I think if you're honest w/ them, and make it about finances.. there's no way they could be offended by that. If it were my people I'd probably say something like "I love riding here, but it's really hard for me to afford.. I get that you are top notch and really good at what you do - but I need to downgrade and find a cheaper way. If I can get my basics down a bit, maybe in a year or so if I'm making a little more, I'd love to come back." The could always offer you a way to afford it. (then it becomes a question of is it money OR the social aspect?)

If you run into them or see them at a show - I would try and say hi and see how they are just to break any tension 'not talking' might cause. Light and casual. From a business perspective, they should want to keep good relationships with you too. It's easy to run the other way, but facing your fears and keeping communication open is probably better.
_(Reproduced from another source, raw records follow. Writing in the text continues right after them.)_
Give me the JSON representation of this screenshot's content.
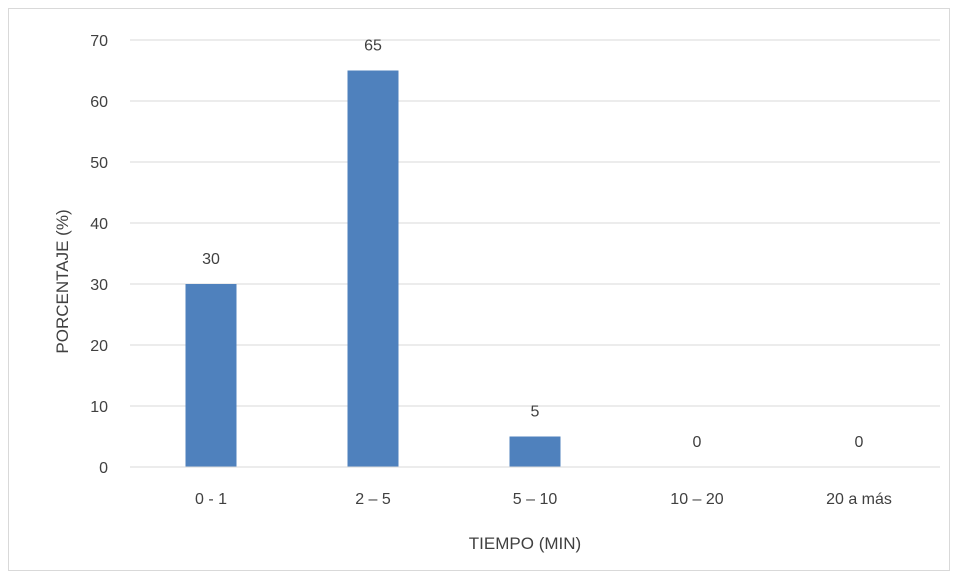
{
  "chart_data": {
    "type": "bar",
    "categories": [
      "0 - 1",
      "2 – 5",
      "5 – 10",
      "10 – 20",
      "20 a más"
    ],
    "values": [
      30,
      65,
      5,
      0,
      0
    ],
    "data_labels": [
      "30",
      "65",
      "5",
      "0",
      "0"
    ],
    "title": "",
    "xlabel": "TIEMPO (MIN)",
    "ylabel": "PORCENTAJE (%)",
    "ylim": [
      0,
      70
    ],
    "yticks": [
      0,
      10,
      20,
      30,
      40,
      50,
      60,
      70
    ],
    "grid": true,
    "legend": "none",
    "colors": {
      "bar": "#4f81bd",
      "grid": "#d9d9d9",
      "text": "#404040"
    }
  }
}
Even though to us clients, this is a socially awkward experience, from what I've seen barn people deal w/ these types of things all the time. Not just students - My current trainer used to work under another lady at the same facility we're at. My trainer plays it off like it's not weird at all (even though I'm sure it's a little weird!). I remember how awkward i was about quitting piano lessons (I went to another instructor) and the guy sensed i felt bad about it and basically said 'it's cool, people come and go, don't feel bad. if you ever need anything or want blah blah blah... always feel free to call) 

basically - i think it's generally more routine for these businesses to gain and loose clients. and it's generally in their best interest to say they are sorry to see you go & accept it graciously.. in case you ever need anything in the future.


----------



## Gossalyn (Sep 12, 2013)

I hope I am not wrong, i don't think I am.  but if for some reason they at all give you any attitude, then they are just wrong IMO..


----------



## Zexious (Aug 2, 2013)

I agree with what everyone has said. It's no big deal. They run a business, and clients come and go all the time. The bottom line is that there is another facility that will better suit your purposes. This, they will undoubtedly understand.

And no, I don't think it'd be weird to see them. Based on what you've said though, you probably wouldn't see them at anything less than a rated show.


----------



## dutchess (Sep 23, 2010)

You all rock. I just sent the email (pretty much copying what was said here--thank you)...will let you know how it goes.

And good point on the rated shows!


----------



## olympustraining (May 5, 2011)

Just tell her the truth! Give the assistant trainer a chance to make you an offer before you leave. Just end it all on good terms, maybe you can take the occasional lesson on their schoolmaster while you continue your lease? There are lots of options, but just stay positive, happy, and honest


----------



## Gossalyn (Sep 12, 2013)

let us know how it went!


----------



## Zexious (Aug 2, 2013)

Looking forward to hearing about your transition <3


----------



## Corporal (Jul 29, 2010)

THIS is why everyone should take the time to register at LEAST what country you live in. I can't tell if you live in Malta, or some country in South America, or Israel, or Australia.
IF you live in the US, you can simply say that we are in the middle of a Depression and I cannot afford you as an excellent trainer any longer. Period. This a business transaction, like SR said.


----------